From: sanjeev nayyar
By the afternoon of Thursday, December 20, two things will be pretty apparent to the people of India.
First, it will be clear whether or not the electorate of Gujarat continues to retain faith in the leadership of Chief Minister Narendra Modi. With a 70 per cent turnout (in Phase 1 of the poll), a spirited election campaign that was centred on the State Government’s performance over 11 years, and little chance of a hung Assembly, the answer to this question should be unambiguous.
The second issue will touch on the future of Indian politics. If the BJP is successful in meeting the combined onslaught of the liberal intelligentsia, the mainstream media, the local leadership of the Vishwa Hindu Parishad, the Gujarat Parivartan Party, the Central Government and the local Congress, there will be compelling pressure on the National Democratic Alliance (which, naturally, includes the BJP) to discard the absurd idea of ‘collective leadership’ and anoint Modi as its prime ministerial candidate for the next general election.
I use the phrase ‘compelling pressure’ with some pre-mediation because I am almost certain that the process of declaring Modi the first among equals will not be without hiccups. Such a momentous step in a polity where succession planning is both non-existent and bereft of institutional structures is never without hiccups. Assuming Modi passes the December 20 test, the coming months will be delight for the media as a multitude of veterans, rivals and unnamed ‘sources’ will air their misgivings of such an ‘extreme’ step.
There will invariably be questions raised about Modi’s suitability to move from local to national politics-as if participation in State politics automatically negates a politician’s ability to play in a larger arena. There will be doubts raised over Modi’s temperament: can a man used to being the supreme boss of a one-party Government adapt to the infuriating complexities of coalition politics? There will also be the Nagpur question: will the RSS leadership allow such a towering individual to put the parent organisation in the shade? And, finally, there will be the inevitable Muslim question: can India be ruled by a man whose very name is anathema to the Muslim minority, at least outside Gujarat?
None of these posers can be brushed aside as irrelevant. No doubt the issues will be raised by people who have been opposed to Modi for the past 10 years and who are still hopeful that a ‘silent undercurrent’ will stop the Chief Minister’s juggernaut in Gujarat itself. But they are powerful people who wield considerable clout in the Establishment of what Modi derisively calls the ‘Delhi Sultanate’. For them, Modi is not merely someone they disagree with; he is an enemy. They would rather countenance the indefinite continuation of Gandhi-Vadra rule and the perpetuation of cronyism than imagine an India in the hands of an outlander from Vadnagar. Modi threatens their ‘idea of India’.

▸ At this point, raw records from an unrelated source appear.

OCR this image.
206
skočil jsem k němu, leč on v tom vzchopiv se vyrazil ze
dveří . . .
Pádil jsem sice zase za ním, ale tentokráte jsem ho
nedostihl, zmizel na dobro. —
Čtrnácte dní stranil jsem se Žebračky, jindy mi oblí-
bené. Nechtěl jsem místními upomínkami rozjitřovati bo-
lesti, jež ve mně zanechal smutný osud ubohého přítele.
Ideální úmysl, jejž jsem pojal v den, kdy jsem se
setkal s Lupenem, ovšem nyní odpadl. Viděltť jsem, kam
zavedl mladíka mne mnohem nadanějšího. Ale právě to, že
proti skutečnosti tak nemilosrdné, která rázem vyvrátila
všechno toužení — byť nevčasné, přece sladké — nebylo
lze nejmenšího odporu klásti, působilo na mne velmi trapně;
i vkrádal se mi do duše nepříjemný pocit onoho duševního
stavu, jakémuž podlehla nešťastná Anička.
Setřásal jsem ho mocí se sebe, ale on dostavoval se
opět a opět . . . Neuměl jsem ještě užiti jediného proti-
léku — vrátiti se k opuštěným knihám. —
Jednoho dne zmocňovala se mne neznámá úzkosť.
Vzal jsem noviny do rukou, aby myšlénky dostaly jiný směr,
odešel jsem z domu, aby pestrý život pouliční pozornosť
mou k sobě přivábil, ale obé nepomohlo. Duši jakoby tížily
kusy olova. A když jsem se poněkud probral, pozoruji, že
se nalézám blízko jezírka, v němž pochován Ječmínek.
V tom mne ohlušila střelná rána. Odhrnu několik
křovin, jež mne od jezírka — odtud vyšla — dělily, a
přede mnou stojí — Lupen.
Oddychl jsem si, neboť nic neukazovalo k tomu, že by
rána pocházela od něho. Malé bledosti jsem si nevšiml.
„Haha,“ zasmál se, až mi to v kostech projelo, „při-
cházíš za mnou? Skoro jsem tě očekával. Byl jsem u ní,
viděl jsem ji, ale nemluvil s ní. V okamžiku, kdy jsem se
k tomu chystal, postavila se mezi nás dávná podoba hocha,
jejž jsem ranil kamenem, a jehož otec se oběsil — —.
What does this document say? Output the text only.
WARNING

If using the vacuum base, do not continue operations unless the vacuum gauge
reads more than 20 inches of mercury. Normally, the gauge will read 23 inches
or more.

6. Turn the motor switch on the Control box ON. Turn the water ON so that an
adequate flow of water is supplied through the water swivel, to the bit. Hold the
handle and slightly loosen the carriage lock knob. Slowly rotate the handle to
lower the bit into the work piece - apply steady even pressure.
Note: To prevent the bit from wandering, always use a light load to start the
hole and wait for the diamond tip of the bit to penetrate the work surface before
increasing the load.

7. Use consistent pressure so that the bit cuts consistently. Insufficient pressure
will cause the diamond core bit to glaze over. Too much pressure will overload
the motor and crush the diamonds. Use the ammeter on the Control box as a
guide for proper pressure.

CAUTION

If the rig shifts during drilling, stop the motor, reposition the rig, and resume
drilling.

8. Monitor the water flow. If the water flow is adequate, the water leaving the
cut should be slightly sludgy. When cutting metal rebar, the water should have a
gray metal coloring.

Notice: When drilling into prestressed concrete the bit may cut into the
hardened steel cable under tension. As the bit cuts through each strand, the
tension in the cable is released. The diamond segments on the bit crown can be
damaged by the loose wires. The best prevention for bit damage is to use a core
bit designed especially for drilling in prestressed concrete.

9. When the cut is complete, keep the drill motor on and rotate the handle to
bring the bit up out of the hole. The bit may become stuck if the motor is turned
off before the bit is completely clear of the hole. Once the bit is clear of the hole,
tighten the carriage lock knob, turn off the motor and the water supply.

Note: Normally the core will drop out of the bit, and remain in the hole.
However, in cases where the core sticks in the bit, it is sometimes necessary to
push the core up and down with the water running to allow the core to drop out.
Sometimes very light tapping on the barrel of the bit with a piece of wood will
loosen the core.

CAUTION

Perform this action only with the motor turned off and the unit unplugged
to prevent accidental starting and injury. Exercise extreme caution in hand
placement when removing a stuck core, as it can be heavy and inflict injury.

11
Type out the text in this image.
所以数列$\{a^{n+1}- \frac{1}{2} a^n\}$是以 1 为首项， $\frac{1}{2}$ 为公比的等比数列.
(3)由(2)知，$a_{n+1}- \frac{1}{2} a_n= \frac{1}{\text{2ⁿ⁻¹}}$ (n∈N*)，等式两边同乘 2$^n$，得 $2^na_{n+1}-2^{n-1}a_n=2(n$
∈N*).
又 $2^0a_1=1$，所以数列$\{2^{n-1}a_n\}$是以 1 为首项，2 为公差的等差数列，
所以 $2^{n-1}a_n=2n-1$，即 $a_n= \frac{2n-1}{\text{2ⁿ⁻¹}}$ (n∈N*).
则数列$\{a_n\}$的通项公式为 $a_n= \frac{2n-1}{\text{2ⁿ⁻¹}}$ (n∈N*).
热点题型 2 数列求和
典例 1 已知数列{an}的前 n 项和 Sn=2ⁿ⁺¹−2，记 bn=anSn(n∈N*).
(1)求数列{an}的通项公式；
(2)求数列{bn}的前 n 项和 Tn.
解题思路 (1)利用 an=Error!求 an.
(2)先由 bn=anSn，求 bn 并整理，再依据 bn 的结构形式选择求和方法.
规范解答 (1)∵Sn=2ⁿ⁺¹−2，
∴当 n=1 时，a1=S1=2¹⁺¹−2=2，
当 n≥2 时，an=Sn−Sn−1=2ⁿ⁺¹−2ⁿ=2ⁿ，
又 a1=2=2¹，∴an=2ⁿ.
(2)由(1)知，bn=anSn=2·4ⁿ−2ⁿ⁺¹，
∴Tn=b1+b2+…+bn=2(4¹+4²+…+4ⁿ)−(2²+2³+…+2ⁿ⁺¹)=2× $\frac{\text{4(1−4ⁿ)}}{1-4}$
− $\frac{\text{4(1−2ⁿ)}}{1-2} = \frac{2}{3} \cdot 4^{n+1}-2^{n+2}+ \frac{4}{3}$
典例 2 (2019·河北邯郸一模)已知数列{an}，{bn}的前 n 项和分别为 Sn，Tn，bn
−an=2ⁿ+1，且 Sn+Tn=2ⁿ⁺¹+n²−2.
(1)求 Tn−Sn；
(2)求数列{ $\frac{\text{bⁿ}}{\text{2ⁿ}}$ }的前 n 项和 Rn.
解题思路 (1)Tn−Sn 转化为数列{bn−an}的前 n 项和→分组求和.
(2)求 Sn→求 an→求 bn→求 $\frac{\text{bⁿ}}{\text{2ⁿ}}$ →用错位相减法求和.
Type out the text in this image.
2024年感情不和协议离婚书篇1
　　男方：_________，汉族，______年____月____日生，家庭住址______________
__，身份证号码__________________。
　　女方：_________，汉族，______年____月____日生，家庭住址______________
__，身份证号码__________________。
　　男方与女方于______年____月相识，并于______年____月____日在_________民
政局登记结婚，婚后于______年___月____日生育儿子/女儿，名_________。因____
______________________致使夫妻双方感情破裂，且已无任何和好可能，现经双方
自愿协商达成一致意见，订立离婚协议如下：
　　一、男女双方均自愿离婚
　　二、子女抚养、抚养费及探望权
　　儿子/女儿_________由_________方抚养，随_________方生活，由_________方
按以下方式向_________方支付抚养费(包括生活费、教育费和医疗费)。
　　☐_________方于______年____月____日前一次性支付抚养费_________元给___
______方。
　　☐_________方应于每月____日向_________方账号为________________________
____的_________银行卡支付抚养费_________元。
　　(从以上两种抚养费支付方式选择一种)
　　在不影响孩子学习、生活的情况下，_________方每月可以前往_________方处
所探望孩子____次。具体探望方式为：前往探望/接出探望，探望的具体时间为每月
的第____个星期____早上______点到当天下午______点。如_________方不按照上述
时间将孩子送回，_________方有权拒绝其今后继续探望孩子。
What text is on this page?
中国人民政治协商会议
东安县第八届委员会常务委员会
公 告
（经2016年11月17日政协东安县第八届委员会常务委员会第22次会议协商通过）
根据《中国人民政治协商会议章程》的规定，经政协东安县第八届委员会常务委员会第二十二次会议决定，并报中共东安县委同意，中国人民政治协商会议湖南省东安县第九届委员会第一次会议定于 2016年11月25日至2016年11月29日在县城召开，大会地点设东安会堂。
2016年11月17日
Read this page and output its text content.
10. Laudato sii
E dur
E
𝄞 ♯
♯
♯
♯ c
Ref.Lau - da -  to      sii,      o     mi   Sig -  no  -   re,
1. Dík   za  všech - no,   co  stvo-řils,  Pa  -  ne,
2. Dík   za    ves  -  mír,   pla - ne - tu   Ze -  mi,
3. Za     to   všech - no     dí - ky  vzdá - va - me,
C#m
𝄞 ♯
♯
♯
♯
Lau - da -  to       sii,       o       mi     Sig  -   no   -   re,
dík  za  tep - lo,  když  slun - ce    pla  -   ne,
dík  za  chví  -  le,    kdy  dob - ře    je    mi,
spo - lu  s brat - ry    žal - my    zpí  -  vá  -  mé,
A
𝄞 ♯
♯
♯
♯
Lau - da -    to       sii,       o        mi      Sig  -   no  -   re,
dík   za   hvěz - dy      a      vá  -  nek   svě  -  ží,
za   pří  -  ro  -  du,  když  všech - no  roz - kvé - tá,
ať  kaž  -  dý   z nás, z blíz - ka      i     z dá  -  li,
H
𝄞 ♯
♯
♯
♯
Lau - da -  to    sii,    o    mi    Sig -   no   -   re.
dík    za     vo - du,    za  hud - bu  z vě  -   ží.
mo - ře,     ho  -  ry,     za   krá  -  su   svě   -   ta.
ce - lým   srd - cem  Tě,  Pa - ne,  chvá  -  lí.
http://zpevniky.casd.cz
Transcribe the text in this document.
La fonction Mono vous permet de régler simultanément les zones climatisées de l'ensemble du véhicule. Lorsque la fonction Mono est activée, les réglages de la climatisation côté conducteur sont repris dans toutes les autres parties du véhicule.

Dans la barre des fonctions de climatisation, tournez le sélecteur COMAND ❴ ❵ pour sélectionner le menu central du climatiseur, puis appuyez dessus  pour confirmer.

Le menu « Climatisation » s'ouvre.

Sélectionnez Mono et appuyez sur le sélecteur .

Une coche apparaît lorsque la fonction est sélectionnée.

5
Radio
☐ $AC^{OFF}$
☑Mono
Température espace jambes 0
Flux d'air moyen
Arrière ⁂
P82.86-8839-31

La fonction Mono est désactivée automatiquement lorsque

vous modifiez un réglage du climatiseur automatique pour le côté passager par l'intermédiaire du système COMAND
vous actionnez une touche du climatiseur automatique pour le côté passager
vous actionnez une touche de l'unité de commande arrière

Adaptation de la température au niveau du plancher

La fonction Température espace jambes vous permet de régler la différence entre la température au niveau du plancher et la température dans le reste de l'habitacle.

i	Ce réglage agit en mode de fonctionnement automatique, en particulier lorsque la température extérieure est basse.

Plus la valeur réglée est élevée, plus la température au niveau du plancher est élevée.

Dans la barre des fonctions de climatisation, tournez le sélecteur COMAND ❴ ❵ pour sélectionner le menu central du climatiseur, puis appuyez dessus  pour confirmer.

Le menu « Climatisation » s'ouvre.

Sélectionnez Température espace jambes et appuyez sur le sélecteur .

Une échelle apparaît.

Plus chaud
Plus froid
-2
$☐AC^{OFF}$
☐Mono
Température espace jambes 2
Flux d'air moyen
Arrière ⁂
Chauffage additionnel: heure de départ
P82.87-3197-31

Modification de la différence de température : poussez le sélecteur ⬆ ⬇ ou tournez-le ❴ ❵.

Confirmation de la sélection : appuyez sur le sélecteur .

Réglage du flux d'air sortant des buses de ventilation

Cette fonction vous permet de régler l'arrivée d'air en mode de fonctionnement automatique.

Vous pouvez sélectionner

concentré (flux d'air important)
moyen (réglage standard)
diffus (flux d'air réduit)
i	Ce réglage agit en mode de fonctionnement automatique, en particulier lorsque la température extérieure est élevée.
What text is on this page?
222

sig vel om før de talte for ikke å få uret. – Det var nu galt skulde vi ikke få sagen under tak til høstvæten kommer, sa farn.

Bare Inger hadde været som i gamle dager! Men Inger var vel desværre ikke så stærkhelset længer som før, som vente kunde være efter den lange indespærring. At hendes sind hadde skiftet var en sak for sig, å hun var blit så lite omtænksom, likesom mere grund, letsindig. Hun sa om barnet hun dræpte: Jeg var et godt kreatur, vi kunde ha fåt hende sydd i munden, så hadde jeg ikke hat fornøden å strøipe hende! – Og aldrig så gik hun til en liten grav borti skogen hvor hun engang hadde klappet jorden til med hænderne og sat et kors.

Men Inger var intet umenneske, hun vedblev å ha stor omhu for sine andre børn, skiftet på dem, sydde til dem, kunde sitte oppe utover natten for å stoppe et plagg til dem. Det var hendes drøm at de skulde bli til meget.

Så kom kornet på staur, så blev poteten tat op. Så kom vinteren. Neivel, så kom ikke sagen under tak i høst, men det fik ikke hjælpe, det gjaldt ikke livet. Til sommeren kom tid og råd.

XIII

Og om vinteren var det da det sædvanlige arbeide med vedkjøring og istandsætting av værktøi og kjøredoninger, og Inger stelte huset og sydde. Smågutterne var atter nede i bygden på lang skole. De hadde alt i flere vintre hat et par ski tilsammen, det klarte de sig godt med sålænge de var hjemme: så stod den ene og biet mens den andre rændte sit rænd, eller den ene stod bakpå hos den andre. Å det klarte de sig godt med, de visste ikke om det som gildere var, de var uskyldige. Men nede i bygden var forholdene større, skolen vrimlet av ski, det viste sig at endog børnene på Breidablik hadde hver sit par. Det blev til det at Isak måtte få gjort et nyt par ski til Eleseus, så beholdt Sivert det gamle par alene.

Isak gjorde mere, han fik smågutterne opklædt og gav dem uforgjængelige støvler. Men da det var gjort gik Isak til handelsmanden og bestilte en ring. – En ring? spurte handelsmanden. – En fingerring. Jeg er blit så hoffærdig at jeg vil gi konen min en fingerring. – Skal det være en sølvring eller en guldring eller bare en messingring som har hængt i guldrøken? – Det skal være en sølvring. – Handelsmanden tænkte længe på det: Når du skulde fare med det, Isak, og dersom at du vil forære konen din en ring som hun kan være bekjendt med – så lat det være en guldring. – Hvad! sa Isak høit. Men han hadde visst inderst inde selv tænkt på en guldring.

What we have witnessed and perhaps will continue to witness till the last voter in the next general election has pressed the EVM button is a form of class war. It is a war not about economic philosophies or even about something as nebulous as modernity. Looked at from every conceivable angle, the Gujarat over which Modi has presided for the past 11 years is a showcase for resurgent India. Nor is there any fear that Modi will pave the way for some perverse, backward-looking and insular society. Trade, technology and even globalisation have been central to the Gujarati mind, a reason why that society never took very kindly to the Nehruvian way.
No, the class war centres on the exercise of power, control and clout. A small example may suffice. Last week, a group of influential media people-known in rarefied circles as the Limousine Liberals-travelled to Gujarat, courtesy an international investment house, to do a spot of election tourism. In the recent past they travelled to Bihar, Uttar Pradesh and West Bengal to observe the ‘real India’. Anyway, to cut a long story short, the Limo Libs are always given an audience by the leaders of the main parties. In Gujarat, the Congress rolled out the red carpet for them and I am informed (but am yet to verify) that the party’s heir apparent also found time to exchange notes with the group. The only exception was Modi. He encountered them at one of his public rallies, acknowledged them with a polite Namaste and went about his main business.
It is not for me to say whether Modi missed an opportunity to charm those outside his natural constituency-they are itching to be wooed-or whether he thought that spending time with those who are intractably opposed to him the individual is a waste of time. The point is that the likes of the Limo Libs are inherently ill at ease with a man who challenges the existing power structure without inhibition and with aggression.
This is where Modi differs from a Atal Behari Vajpayee. Despite being the so-called “right man in the wrong party”, Vajpayee sought to co-opt a section of the Establishment and I have no doubt that his cultivated ambiguity and Brahminical pedigree came in quite hand. Modi by contrast has always banked on pressure from below to get his way. His politics is based on raw energy. This is what the upholders of the status quo find frightening and unbearable.